Apparently the only thing President Bush cares more about than saving lives is not saving them. Yesterday Bush vetoed, for the second time, a stem cell research bill. Today congress blocked the administrations request for $89 billion to develop a new generation of nuclear missiles.
Could the juxtaposition be any more evident?
About the stem cell bill, Bush said yesterday, "If this legislation became law, it would compel American taxpayers for the first time in our history to support the deliberate destruction of human embryos. I will not allow our nation to cross this moral line."
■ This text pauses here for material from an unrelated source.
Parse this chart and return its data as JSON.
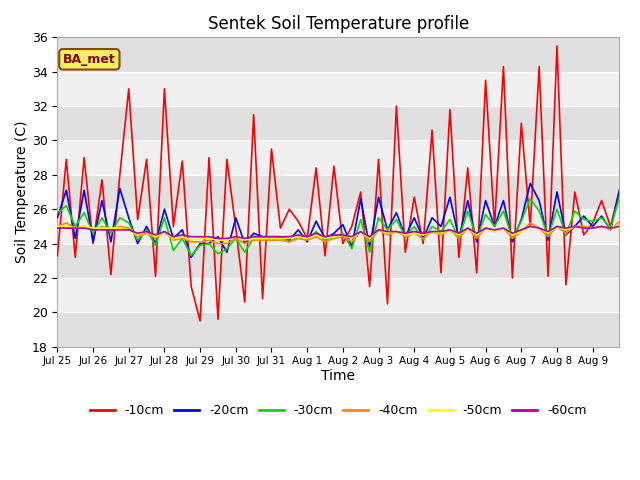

Supporters of the veto seem to care little that the embryos that Bush ceremoniously "saved" are slated to be discarded anyway. Instead the hopes of millions of Americans, and the potential for scientific advancement, wastes away on a paper thin federal budget. Not that there's any money to spare in the budget anyway, with $90 being asked to enhance our nuclear arsenal.
The perpetually heated and contentious stem cell issue is mainly fueled by ignorance, which is exactly why it somehow finds its way onto voting ballots come election time where wide-eyed, sheep-like voters can weigh in on the issue. The rhetoric is heated, it boils down to a simple matter of life and death. With such a clear moral and ethical objective, and a divine mandate, why is it not reprehensible for potential life to be created and remain frozen in IVF clinics? Why is it not abhorrent for that potential life to be discarded and destroyed?
Those who find Bush's veto comforting are deluding themselves. There is not even a debate in anything other than the partisan sense of the term. The veto has not saved any lives. The stem cells in question will be discarded. Therefore the only thing that has been stopped are potential cures for fatal and debilitating diseases. Where's the moral or ethical ground in that?